Heather Cox Richardson
So, you know, a lot of the world in which we live in the United States seems to us always to have been here because it has kept us so safe and so prosperous for so long. And, you know, if you think about, I keep throwing out the term rules based international order.
Podcast Host
Yeah.
Heather Cox Richardson
And think about power. Like if you are a nation, your first job from the beginning is to keep your people safe. Aside from anything else, you Want to make sure that the army from next door doesn't march in, you know, back on its horses and in its suits of armor. You want to keep your people safe. Now, that's the theory, right? Of course, there's going to be lots of loopholes in there. But the idea that you stay safe by having a big army and threatening to invade your neighbors and maybe making friends with some of your neighbors, and then you can pick on other people says that you use power aggressively. The point of power is to use it to hurt other people. But what happened after World War II, and there was an attempt after World War I, but after World War II, with this extraordinary destruction, this extraordinary destruction that some people are trying now to downplay, but it was truly horrific. I mean, countries ruined, millions dead. Anyway, at the end of that, the allies from World War II and their partners, there were some people who were not actually allied, but who come on board for this, decided decides something really cool, and that's that they're gonna use their power not as offense, but as defense, right?
Podcast Host
To turn.
Heather Cox Richardson
They're gonna say, we're gonna make an agreement, a peacetime agreement.

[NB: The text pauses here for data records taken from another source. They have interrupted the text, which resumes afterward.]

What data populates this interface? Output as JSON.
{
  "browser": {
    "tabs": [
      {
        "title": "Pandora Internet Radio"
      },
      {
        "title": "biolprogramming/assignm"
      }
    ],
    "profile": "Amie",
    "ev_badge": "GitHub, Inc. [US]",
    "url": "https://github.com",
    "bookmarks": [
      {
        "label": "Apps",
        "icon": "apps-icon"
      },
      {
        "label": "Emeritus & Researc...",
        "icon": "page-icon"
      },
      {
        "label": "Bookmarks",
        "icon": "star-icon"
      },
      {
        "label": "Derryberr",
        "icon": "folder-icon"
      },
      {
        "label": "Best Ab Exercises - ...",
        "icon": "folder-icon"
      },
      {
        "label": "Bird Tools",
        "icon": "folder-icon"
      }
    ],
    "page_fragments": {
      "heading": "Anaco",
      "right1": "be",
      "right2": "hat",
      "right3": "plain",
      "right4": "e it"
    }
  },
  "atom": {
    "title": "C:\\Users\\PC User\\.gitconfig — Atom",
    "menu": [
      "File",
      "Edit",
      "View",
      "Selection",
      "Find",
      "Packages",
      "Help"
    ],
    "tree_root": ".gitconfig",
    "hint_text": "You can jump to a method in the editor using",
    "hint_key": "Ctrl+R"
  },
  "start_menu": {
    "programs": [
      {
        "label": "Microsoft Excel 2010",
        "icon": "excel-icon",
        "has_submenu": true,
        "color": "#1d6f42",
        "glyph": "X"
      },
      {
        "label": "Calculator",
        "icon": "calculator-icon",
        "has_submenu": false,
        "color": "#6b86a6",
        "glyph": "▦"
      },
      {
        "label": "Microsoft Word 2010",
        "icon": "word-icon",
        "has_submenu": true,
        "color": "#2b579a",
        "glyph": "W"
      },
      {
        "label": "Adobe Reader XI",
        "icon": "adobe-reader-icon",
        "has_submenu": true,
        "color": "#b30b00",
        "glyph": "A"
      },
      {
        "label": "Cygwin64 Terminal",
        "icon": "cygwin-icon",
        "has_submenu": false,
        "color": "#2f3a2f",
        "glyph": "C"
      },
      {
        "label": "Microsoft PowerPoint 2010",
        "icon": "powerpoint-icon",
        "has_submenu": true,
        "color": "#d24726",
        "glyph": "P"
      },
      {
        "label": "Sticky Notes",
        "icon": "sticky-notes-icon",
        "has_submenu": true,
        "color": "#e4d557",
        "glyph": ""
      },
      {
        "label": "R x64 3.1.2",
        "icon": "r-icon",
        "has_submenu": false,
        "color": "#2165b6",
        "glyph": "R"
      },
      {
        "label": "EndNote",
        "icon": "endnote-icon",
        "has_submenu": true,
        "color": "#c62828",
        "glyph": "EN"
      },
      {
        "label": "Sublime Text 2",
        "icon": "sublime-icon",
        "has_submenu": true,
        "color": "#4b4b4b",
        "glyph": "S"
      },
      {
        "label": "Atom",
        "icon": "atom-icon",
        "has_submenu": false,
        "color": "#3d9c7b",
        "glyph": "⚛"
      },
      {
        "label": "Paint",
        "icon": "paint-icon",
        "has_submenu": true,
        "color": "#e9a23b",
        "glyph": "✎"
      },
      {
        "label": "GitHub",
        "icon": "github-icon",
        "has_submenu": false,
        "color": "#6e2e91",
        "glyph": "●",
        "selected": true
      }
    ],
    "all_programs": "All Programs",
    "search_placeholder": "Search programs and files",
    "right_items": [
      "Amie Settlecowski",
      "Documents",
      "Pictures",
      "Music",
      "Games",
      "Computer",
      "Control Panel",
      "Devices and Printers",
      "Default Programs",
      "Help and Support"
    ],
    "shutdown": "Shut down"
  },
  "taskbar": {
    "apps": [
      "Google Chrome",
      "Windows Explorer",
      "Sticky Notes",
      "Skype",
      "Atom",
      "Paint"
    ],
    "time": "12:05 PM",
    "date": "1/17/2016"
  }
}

It's not gonna be that this is only gonna happen during wartime. We're gonna agree to make treaties for peace, and in those peacetime agreements, we're gonna agree to cooperate in trade, for example, and we're gonna maintain freedom of the Seas, which we don't talk enough about. Freedom of the seas is what has given us our extraordinary world trade. You don't have to worry about pirates coming after you, except on rare occasions, for example, off the case of Somalia for a while. And now, of course, this is something the United States is doing. But there was freedom of the seas. There was an international financial cooperative system. There's all these different kind of organizations. But key to that was the United nations, in which its signatories agreed they would not challenge the sovereignty of another country. Some of those same people put together the North Atlantic Treaty Organization or NATO. And what NATO did, it was really the key to all this. They said, hey, listen, anybody who attacks one of us attacks all of us. So rather than using their power for, hey, we're gonna run and get your oil or we're gonna get your rubber, or we're going to absorb your people in your territory and grab them into our armies, the way Putin is doing right now in Ukraine. Rather than doing that, we're going to band together so that we are a defensive organization. And what Trump is doing by going into Venezuela, for example, by threatening all these other countries is. He is disregarding that entire system, which has been the goal for a long time, as I say of Vladimir Putin, because he doesn't want it. He wants to be able to go into Ukraine and to go into the Baltics and perhaps into Finland and into Scandinavia. And us abandoning NATO, threatening a NATO ally in Greenland, slash Denmark, undermines that entire defensive system. And once you've done that, once you've torn that apart, the only option is for countries to go back onto an offensive system, making treaties with each other so that if their other neighbor invades, they'll be able to fight it off. Little wars become big wars, and that is the world in which we lived that gave US World Wars I and 2. Except, as I say, now we have nuclear weapons, which is one of the key reasons that the Allies put together NATO in the first place.
Podcast Host
We're going to take a quick break here. When we're back, much more with one of our favorite people, historian and history professor Heather Cox Richardson. Stay with us.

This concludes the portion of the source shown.